She had read his thesis and the subsequent book-length manuscript any number of times in the past three years. His sentences ran on forever, four or five lines in length. There was no life to the paragraphs, facts dominated, description was absent; it was like reading a series of encyclopedia articles. Yet he was gracious, deeply appreciating her criticism. “David, there’s no verb in the sentence. Even if you put one in it still won’t make any sense.”

He would study the page, his nose crinkling up in thought as he figured out how to extricate himself from the verbal labyrinth. Then he would bend down and kiss her on the nose while uttering his famous phrase, “Well, it’s back to the drawing board; funny I never spotted that before.”

When she began working at the diner, anyone who asked about her husband received a proud reply that he had a PhD in American History and was writing a book on Franklin Pierce.

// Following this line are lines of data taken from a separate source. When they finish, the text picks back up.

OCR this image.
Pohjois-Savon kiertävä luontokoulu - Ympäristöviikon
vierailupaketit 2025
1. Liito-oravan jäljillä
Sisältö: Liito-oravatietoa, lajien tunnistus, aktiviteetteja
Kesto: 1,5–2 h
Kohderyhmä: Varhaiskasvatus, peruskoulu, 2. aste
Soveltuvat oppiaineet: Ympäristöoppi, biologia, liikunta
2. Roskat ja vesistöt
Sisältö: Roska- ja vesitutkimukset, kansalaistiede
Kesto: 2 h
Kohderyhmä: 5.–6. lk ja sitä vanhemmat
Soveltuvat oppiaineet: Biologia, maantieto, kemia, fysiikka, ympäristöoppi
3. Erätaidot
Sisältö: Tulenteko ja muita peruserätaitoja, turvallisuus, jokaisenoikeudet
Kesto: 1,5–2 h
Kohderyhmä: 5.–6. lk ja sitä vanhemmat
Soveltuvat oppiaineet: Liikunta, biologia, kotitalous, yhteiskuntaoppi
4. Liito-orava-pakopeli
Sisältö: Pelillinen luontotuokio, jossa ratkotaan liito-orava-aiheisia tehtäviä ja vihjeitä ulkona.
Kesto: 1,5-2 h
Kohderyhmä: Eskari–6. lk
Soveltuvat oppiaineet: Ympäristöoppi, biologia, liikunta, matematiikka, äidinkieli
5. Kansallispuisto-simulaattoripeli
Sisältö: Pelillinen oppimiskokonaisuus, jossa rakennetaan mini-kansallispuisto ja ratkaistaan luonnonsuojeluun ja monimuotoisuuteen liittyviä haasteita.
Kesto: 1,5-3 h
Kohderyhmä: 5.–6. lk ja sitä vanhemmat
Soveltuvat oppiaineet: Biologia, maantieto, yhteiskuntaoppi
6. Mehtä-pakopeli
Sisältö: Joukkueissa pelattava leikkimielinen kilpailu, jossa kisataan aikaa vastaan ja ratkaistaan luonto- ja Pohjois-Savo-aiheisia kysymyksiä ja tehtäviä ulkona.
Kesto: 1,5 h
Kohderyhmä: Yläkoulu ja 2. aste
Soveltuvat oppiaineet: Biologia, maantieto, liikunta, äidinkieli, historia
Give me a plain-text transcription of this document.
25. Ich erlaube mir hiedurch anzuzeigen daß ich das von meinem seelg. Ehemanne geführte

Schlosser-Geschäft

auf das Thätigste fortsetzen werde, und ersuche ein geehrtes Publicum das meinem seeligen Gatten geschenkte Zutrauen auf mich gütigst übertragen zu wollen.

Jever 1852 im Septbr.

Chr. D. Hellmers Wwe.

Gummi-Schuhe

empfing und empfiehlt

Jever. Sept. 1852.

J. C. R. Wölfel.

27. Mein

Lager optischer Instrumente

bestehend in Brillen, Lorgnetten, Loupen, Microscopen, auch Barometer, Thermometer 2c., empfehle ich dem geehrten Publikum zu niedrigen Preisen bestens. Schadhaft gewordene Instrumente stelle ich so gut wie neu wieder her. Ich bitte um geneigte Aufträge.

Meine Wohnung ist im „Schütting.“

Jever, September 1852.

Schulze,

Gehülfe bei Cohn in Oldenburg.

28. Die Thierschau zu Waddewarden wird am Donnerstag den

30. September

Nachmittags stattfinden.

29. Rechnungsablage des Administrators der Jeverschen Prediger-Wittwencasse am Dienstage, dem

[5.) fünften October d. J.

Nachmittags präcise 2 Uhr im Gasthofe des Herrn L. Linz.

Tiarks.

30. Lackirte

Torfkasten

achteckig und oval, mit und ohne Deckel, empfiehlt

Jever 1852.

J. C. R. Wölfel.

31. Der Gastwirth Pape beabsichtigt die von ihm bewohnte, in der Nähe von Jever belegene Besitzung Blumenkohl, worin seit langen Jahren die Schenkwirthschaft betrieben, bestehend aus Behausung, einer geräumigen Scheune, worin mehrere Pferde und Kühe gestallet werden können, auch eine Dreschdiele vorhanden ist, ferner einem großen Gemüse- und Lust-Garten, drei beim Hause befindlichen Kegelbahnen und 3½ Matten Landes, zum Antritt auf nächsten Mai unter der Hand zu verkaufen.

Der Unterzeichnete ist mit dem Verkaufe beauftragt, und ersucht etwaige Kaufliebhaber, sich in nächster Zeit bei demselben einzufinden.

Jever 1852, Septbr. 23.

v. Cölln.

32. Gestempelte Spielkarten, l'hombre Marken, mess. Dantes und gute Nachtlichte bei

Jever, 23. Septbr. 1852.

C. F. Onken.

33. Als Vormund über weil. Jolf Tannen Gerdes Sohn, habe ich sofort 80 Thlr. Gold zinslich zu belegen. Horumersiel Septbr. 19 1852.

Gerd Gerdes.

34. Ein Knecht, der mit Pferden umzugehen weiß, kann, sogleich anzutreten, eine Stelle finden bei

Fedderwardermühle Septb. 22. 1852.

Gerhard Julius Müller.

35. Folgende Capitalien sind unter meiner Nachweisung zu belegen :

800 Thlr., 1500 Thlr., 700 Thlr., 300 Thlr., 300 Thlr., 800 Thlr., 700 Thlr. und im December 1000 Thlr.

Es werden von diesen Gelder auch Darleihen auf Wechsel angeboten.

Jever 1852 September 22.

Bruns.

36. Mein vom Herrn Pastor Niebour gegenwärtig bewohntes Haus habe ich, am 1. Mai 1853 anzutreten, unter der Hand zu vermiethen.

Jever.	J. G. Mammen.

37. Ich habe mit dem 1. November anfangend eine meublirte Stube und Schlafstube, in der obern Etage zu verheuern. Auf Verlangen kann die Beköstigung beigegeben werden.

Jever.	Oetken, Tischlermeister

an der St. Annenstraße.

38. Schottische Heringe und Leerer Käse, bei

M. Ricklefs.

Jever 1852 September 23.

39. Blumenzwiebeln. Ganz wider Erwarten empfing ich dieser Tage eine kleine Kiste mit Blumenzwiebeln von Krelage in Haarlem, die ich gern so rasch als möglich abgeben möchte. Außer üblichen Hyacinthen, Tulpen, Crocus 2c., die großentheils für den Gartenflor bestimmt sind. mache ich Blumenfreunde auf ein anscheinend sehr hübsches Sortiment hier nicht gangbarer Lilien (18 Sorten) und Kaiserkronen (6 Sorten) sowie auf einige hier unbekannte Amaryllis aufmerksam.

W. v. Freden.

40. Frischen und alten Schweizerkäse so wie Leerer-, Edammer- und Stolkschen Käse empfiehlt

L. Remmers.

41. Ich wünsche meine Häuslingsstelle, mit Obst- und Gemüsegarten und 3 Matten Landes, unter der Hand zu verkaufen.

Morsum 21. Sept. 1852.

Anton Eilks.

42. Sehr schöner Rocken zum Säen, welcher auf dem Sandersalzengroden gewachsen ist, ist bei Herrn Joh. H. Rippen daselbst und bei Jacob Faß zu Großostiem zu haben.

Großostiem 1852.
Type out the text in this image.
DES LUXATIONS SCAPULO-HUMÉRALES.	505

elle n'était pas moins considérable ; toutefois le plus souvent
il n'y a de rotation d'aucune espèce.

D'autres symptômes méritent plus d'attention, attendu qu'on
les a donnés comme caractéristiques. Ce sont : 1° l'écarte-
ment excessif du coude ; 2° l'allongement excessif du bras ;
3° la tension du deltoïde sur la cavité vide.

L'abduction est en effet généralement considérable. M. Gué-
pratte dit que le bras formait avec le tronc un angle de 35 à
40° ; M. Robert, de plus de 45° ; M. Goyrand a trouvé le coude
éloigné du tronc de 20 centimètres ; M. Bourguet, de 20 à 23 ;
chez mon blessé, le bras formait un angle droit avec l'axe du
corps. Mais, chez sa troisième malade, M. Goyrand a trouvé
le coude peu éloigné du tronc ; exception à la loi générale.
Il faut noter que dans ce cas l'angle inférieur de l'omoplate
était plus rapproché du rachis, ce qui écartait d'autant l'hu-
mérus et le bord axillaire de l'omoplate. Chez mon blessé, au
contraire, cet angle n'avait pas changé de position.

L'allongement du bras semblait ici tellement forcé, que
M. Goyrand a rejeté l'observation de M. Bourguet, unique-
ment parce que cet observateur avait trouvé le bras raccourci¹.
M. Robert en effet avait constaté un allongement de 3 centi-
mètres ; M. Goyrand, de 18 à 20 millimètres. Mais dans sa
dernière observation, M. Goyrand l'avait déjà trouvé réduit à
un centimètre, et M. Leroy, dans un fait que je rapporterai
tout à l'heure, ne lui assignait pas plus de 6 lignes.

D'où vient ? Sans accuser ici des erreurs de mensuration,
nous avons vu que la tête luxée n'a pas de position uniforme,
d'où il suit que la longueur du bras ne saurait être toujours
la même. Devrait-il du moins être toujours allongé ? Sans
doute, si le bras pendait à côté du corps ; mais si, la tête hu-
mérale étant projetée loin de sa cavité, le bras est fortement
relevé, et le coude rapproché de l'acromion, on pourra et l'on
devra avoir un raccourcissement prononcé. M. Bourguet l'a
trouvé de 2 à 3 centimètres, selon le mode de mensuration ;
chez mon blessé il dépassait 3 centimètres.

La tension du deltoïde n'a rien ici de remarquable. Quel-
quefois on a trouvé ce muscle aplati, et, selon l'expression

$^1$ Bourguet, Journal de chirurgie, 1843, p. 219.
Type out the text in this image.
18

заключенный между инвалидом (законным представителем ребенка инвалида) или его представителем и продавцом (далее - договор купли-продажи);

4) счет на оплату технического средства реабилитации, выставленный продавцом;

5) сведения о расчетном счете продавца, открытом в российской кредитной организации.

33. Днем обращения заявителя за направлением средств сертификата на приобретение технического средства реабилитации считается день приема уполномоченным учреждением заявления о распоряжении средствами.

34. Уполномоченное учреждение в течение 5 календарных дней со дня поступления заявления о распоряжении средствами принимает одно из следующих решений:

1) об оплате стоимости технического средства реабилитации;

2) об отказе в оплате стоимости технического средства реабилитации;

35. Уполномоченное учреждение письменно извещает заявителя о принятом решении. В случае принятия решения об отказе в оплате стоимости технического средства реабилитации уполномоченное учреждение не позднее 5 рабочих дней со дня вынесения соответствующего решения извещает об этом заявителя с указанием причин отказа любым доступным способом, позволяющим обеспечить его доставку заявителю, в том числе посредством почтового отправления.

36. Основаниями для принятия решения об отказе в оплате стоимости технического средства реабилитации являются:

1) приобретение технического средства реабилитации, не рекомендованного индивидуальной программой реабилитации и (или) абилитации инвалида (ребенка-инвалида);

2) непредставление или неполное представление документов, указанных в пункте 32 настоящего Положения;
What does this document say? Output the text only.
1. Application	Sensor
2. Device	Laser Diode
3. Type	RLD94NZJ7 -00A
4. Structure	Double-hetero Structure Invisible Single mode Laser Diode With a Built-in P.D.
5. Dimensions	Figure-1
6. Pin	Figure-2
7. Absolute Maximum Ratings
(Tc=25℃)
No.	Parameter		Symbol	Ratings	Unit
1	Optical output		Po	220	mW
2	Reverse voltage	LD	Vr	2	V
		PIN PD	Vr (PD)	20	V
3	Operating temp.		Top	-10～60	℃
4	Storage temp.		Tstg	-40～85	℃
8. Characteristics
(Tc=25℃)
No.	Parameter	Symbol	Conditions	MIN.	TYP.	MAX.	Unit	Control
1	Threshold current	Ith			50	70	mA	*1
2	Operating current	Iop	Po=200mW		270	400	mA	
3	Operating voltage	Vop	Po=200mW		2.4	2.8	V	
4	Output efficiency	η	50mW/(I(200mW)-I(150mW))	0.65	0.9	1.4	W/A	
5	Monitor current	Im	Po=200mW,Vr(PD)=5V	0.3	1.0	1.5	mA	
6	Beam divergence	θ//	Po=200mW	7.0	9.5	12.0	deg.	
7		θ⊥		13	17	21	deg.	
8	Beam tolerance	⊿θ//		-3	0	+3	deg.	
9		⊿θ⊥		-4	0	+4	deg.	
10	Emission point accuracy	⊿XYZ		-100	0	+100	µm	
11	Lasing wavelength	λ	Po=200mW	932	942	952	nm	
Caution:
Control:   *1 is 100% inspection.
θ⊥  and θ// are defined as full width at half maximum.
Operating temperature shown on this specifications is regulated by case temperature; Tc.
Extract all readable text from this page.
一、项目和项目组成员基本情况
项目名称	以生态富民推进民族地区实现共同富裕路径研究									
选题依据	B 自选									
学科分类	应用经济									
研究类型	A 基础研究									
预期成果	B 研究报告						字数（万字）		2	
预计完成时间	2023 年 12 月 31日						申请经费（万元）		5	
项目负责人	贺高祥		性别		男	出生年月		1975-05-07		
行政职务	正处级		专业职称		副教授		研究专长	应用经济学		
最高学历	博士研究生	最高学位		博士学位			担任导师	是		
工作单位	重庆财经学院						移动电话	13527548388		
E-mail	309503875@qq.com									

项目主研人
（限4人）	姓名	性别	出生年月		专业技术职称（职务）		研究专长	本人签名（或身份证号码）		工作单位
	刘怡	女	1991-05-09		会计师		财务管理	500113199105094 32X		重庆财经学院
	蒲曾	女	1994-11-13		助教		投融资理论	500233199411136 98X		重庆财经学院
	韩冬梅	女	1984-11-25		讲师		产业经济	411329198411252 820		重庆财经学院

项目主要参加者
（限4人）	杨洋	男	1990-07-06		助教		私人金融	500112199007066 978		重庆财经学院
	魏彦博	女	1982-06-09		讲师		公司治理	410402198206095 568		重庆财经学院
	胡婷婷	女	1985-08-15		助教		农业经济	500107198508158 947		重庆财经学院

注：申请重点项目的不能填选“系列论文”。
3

Fran Tyrrell was working with her back then. Her husband had left a lucrative accounting job to become a nature photographer. She was a kindred spirit. They joked about what they would do if their husbands made it. They made weekly trips to the Food Bank and together endured the stares from those in line when they redeemed their food stamps at Lyon’s Superette. They joked about why men were consumed by such impractical ventures. Why hadn’t David picked something easier like sailing across the Atlantic in a dugout canoe? Then Fran left suddenly, moving to Portsmouth, New Hampshire where she and Jacques had compromised on his dream and opened up a picture framing shop next to The Strawberry Banke tourist haven. Since then, with each passing year, the satisfaction she received from talking about David’s career eroded. The realization that the diner was not a temporary stop until the big break came grew stronger. It depressed her to think that this was her life. One morning she lied and told a table of four vacationers that David was disabled from a skiing accident, and she was the sole support of the family. They left her a twenty-dollar tip.

He lived for new articles or information on Pierce. It was as if they were the final pieces of the puzzle he needed to finish the book. He gloried in any Pierce related incident or event. One night they were watching an old M*A*S*H rerun and one of the characters, B.J., exclaimed, as he stumbled drunkenly into a tent, “Well, if it isn’t Benjamin Franklin Hawkeye Pierce, named for a president, an Indian and a stove!”

He leapt from the couch and danced her around the room. Later that year he learned that a West Wing character, Ryan Pierce, was theoretically related to his beloved Franklin. He called the network and attempted to hook on as a consultant for the show. Each time the phone rang he practically bowled her over thinking it was an executive from NBC.

Her life, she concluded, for the past few years, at present and for the foreseeable future involved serving customers at the diner and trying to be a supportive wife to David. He was a good man. He was kind and, when he could be, generous. The few times they ate out, he would have water and encourage her to order wine or beer. They would agree to split an entrée, but he ate very little, always declaring that he wasn’t very hungry. There was no question as to his intelligence either, but try as she might, tactfully and otherwise, she could not get him to see that his dream was turning into her nightmare. How long could she put off having children, living hand to mouth, and probably be the butt of jokes at work, “When’s hubby’s book coming out, Jenna?”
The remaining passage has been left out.